President Donald Trump rose to power by picking on two types of people: those his own size or vulnerable minorities. In the first case, he took on powerful people who personified the "establishment." That remained true after he became president and fought with Congress. Now he is trying to take on the insurance industry. Between him and that last target, though, are a lot of innocent people.

The administration says it wants to end "bailouts" of insurance companies. There are none. The closest thing resembling a "bailout" is government payment of subsidies. Those subsidies cover the costs of providing insurance to low-income customers, as required by law. If those payments stop, the legal requirement does not. Therefore, insurers will simply raise prices on others to cover their losses or drop out of costly markets.

In Idaho, for instance, an average of 38 percent in rate increases is requested by the state's six Obamacare insurers. That state's insurance director, a long-time Republican, pointed directly at the Trump administration's refusal to commit to keeping up the subsidies as the biggest factor driving those requests. The uncertainty alone accounts for at least half the requested increases, the director said in a statement Tuesday.

Trump, by the way, carried Idaho with 59.2 percent. It is one of our most Republican states. Lyndon B. Johnson just managed to edge out Barry Goldwater in 1964, the last time a Democrat for president carried Idaho.

Trump's threats spring from frustration at GOP failure to pass a health care bill. Suppose the administration's threats to end government payments to insurers are just bluffs intended to prod things along. They will not work and the political price would be too high even if they could. The insurance industry does not bluff or ignore things. You can bet that whatever degree of uncertainty the White House creates will be reflected in 2018 health insurance rates. All threats do is cause risk calculators to click some more. With insurance, the house always wins. Rates will not go down once this self-inflicted "crisis" is over.

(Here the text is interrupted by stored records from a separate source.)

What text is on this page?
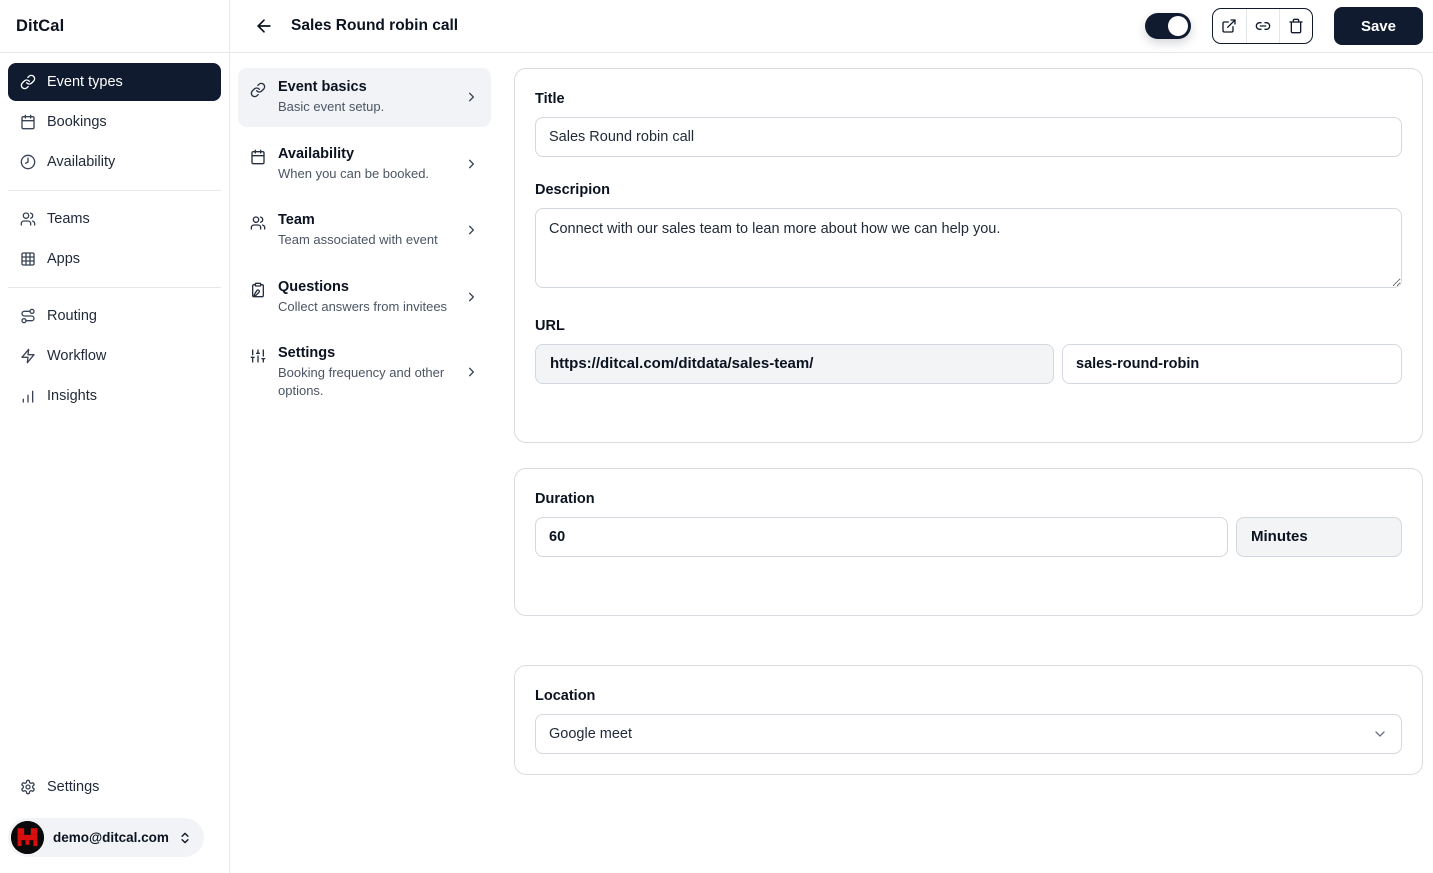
DitCal
Event types
Bookings
Availability
Teams
Apps
Routing
Workflow
Insights
Settings
demo@ditcal.com
Sales Round robin call	Save
Event basics
Basic event setup.
Availability
When you can be booked.
Team
Team associated with event
Questions
Collect answers from invitees
Settings
Booking frequency and other options.
Title
Sales Round robin call
Descripion
Connect with our sales team to lean more about how we can help you.
URL
https://ditcal.com/ditdata/sales-team/
sales-round-robin
Duration
60
Minutes
Location
Google meet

Assessing risk and making sure the industry does not get stuck with the costs is not just what insurance companies do. That is what the insurance industry is. Risk assessment is its core and being. Red-faced presidential anger is just another risk to figure in.

If this goes on, insurance costs will keep going up and people not named Bush, Clinton or Comey will lose their insurance. Guess who would get the blame. It will be the man who changed the rules in the middle of the game out of self-evident frustration at losing.

The idea Democrats will get blamed because they did not help the GOP dismantle Obamacare is irrational. That would be like blaming little pigs for not building houses of straw or sticks. It is silly to talk about pulling the rug out from under insurance markets, then holding up the rug in one hand while pointing to the Democrats with the other, waving a finger and yelling "See? It's their fault."

Speaking of yelling, an argument can be made that yelling at Republican congressmen by groups like Indivisible does not change dyed-in-the-wool Republican minds. But here is one thing shouting definitely does: Any Democrat who ever thought about giving ground on health care looks at those marches, protests and crowds and forgets that idea.

Readers of my past stuff know I am extremely harsh to the Republican majority in Congress, which ran on repealing Obamacare through four elections. But the president won his election by saying the system is broken. An outsider was elected president precisely because his voters wanted drastic change. Therefore, it is spectacularly unfair for the president to leave the party's major legislative goal to an archetypal insider, Senate Majority Leader Mitch McConnell, and do as little as Trump did to push it past the goal line. Then, when that failed, the president compounded the consequences by punishing people who could only watch.

You have to break eggs to make omelets, the saying goes. Yes, but you don't have to drop the eggs on the floor to break them.

President Trump was sent to Washington to fix a broken system, not complain more loudly about how broken it is. Voters can do that themselves. He certainly was not sent to make things worse.